Let's take an average ride to school, for example. On the way I see Mom 1. Mom 1 is friends with Mom 2, which reminds me I have to email Mom 2 about the girl scout cookie permission slip she didn't turn in. This reminds me I have to get H to bring home the girls' cookie order forms that he has posted in his office, passive-aggressively pressuring his underlings into buy cookies from the higher-up's kids. I also need to check if my brother in-law is ordering before the sale ends. This three block drive has resulted in one email and two texts already. Little Man is distracted by the music or the interesting vehicles on the road and I have time to think. Did I read with #2 yesterday? Yes, that Emily Windsnap book. We finished it so I should try to borrow that other one from S - another email. #1 has flute today. Did I tell her to walk home alone because #2 has CCD? Email the teacher. I've been in the car ten minutes and sent five electronic communications. Could I wait until I got home to send these missives? Sure, but upon my return, Little Man would be asking for a banana, the dog would have turned over his water dish, or some another annoying calamity, and these to-do's would fall right out of my head.
These are no "LOL" emails and texts I was sending. I wasn't posting Facebook updates.
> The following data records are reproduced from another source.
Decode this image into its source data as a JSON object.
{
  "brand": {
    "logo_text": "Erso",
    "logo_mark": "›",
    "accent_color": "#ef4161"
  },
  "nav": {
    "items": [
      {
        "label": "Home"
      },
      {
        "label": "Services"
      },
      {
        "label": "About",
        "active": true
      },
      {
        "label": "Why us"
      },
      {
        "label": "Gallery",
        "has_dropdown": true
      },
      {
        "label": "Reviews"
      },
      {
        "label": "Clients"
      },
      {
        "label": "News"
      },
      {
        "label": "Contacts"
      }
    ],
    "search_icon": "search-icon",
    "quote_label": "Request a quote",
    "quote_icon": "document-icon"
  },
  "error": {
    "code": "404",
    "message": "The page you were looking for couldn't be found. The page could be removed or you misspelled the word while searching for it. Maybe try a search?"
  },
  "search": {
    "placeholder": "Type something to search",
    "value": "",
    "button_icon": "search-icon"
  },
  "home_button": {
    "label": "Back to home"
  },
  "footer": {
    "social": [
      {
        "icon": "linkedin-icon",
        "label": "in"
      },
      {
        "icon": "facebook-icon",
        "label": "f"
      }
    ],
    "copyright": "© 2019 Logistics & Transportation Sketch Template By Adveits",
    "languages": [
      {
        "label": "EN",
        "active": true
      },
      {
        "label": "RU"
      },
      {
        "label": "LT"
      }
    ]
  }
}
But regardless of what I was sending, I could kill somebody while doing it, no matter how pressing it might be. And using my phone in the car had become a habit. I was no longer just thinking of correspondence I had to send, but I began checking my phone to see what urgent items may have been sent to me. I would hear that little pinging sound and immediately react. I won't keep my phone on silent when the kids are at school, but even when they were with me, and the phone was silenced, I was checking for that little blinking light. Not good. Moms are already some of the most dangerous drivers out there.
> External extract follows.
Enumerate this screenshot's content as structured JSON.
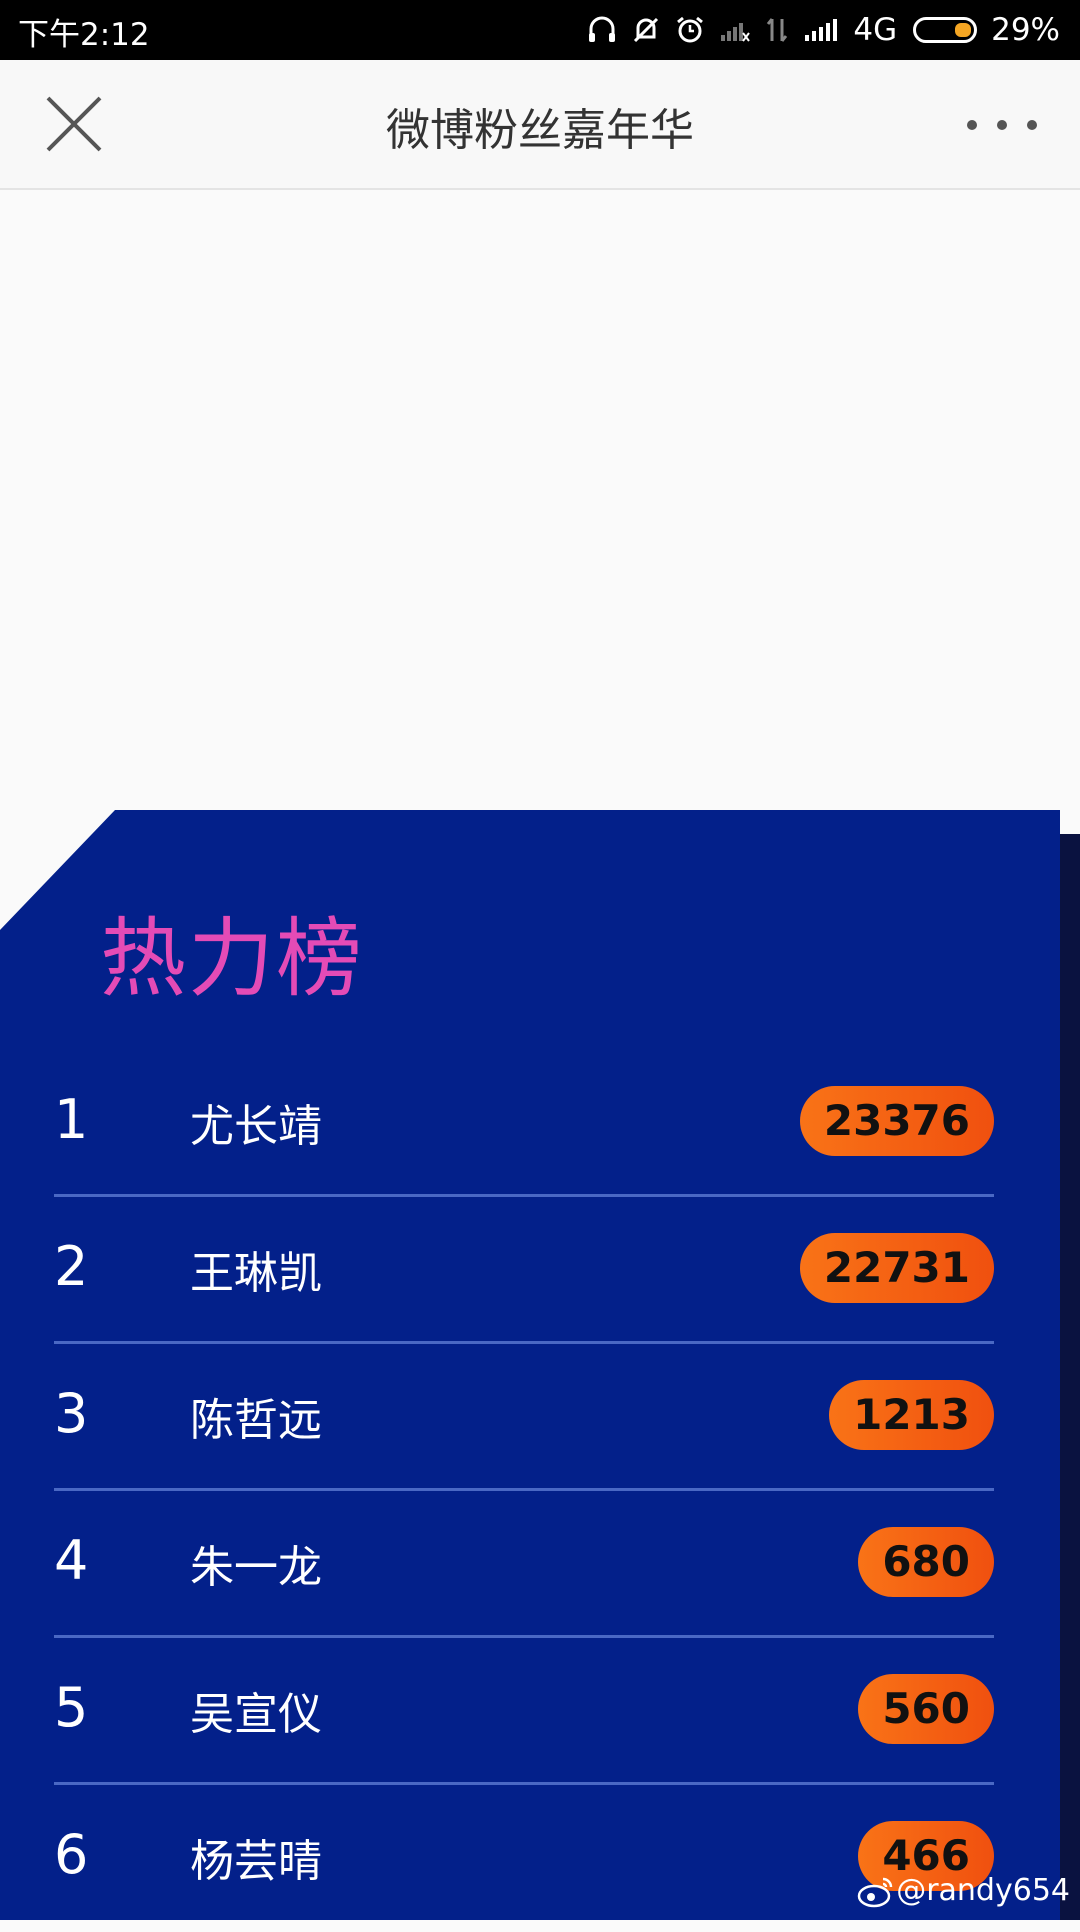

The plan, so far, has been to keep my phone in my bag rather than on the console next to me when I drive. This creates an obstacle, as digging through the strata of dirty tissues, Legos, Band-Aids and empty Purrell bottles in there and successfully extracting my phone, is impossible while driving. It also helps reduce the knee-jerk reaction I have when the alert sounds. It has been comically ridiculous when it does go off. I jerk like I've been given a shock, my free hand automatically shooting right. It's a physical struggle as well as a mental one.
What I have noticed in the last ten days though, is I am calmer, and more focused when I drive. I realized my Blackberry was giving me a kind of ADD, my thoughts ping-ponging around, on anything but my driving. My mind isn't racing a thousand miles an hour lately. I talk more with the kids now, occasionally asking them to remind me of one of those random thoughts upon our return home. Reliability not being the strong suit of the under-ten set, I now have a paper and pen to jot down reminders when I get to the next stop light. My kids know about my struggle and they keep me in line. Setting a good example is making this a little bit easier.
Let's just hope I don't transfer my need to get my thoughts down and wind up running someone over because I had a memo pad and Bic pen on the sterring wheel trying to scribble down "buy birthday present for slumber party".